The supporting industries have been given special attention and have been determined by the state as industries prioritised for development and entitled to investment incentives. With the introduction of Law No.71/2014/QH13 and the government’s Decree No.111/2015/ND-CP dated November 3, 2015 on development of supporting industries, the legal framework on supporting industries has improved. Among the incentives granted, the incentive policy on corporate income tax (CIT) has received the most attention and has the biggest impact to motivate enterprises to invest into this industry.

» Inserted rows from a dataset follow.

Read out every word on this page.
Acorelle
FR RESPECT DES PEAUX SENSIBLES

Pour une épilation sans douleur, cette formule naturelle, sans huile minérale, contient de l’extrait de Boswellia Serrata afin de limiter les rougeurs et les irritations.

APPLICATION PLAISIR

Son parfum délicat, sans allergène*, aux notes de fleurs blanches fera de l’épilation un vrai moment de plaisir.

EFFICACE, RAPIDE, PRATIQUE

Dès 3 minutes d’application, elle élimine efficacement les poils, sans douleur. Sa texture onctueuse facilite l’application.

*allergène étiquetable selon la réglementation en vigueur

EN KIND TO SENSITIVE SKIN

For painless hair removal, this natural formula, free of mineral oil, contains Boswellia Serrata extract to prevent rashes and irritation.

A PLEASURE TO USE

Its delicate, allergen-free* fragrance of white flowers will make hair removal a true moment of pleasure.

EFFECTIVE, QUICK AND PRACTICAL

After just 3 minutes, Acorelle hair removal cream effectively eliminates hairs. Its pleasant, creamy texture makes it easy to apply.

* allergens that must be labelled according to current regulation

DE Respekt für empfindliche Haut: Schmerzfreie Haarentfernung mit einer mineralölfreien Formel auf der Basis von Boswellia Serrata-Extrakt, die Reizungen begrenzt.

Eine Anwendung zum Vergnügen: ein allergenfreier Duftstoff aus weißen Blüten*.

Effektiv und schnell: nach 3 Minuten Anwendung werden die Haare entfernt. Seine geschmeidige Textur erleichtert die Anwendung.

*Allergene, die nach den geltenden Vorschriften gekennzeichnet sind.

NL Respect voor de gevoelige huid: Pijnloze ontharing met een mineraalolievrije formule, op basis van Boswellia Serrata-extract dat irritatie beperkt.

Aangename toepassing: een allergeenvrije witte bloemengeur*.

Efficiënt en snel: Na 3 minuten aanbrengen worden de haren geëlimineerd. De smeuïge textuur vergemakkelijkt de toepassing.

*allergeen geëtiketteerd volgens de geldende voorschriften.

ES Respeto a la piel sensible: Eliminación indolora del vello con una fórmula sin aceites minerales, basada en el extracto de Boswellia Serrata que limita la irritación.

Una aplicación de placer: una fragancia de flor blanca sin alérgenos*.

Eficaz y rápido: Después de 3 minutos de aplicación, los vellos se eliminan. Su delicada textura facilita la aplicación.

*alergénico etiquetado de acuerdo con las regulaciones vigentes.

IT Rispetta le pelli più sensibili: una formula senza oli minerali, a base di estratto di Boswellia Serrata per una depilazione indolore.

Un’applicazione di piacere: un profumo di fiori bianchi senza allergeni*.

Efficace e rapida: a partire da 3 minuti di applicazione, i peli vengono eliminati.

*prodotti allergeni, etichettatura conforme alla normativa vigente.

Investment projects in the manufacture of supporting industry products can be entitled to an incentive CIT rate of 10 per cent for 15 years from the year they generate revenue; tax exemption for four years from the year they derive taxable income; and a 50 per cent reduction on CIT payable for nine subsequent years. However, the CIT incentive policy referred to above only applies to investment projects put into operation from 2015. In practice, there are a great number of projects going into operation before 1 January 2015 that are unable to enjoy the CIT incentive policy. Law 71 states a general principle that an enterprise with an investment project entitled to CIT incentives pursuant to the provisions of the law on CIT as at the time of issuance of its license or investment certificate in accordance with the law on investment. “If the law on CIT changes and the enterprise satisfies the conditions for tax incentives prescribed in the newly amended law, then the enterprise has the right to choose the incentives in terms of tax rate period of tax exemption or reduction in accordance with law at the time of such licensing or as prescribed in the new amendment for the residual duration as from the time when the new law takes effect,” it further notes.
However, the current decrees and circulars provide no detailed regulation regarding the implementation of CIT incentives for projects in the manufacture of supporting industry products operating prior to January 2015. This leads to the fact that no projects prior to 2015 have enjoyed the CIT incentive policy applied to supporting industries. Such practice will cause tremendous disadvantages for pioneering companies that started investment projects before 2015. Such inconsistent implementation of the incentive policy also does not support the principle of equal treatment among investors that the Law on Investment clearly stipulates.
Better late than never – we believe that it is high time for the government to issue an amended regulation on the basis of the principle as set out in Law 71.
In particular, the amended policy should allow investment projects carried out prior to 2015 to enjoy tax incentives for the manufacture of supporting industry products. Companies with projects that satisfy the conditions to be projects in the manufacture of supporting industry products, and are granted with a certificate stating as such by the competent authorities, should be able to enjoy CIT incentives for the residual period starting from the date the certificate of incentives is granted
We suggest that companies should review their business activities in order to determine whether they satisfy the conditions for eligibility of the CIT incentives for such industries and carry out the necessary procedures to ensure that incentives will be efficiently applied in their best interest pursuant to the prevailing CIT regulations.
Both the issuance and consistent implementation of tax incentive policy related to supporting industries will create some leverage for businesses to further develop, help expand their domestic and overseas market as the investment pattern of global supply chains is seemingly shifting towards Vietnam, and at the same time contribute to building a nest to attract both eagles and sparrows to the country.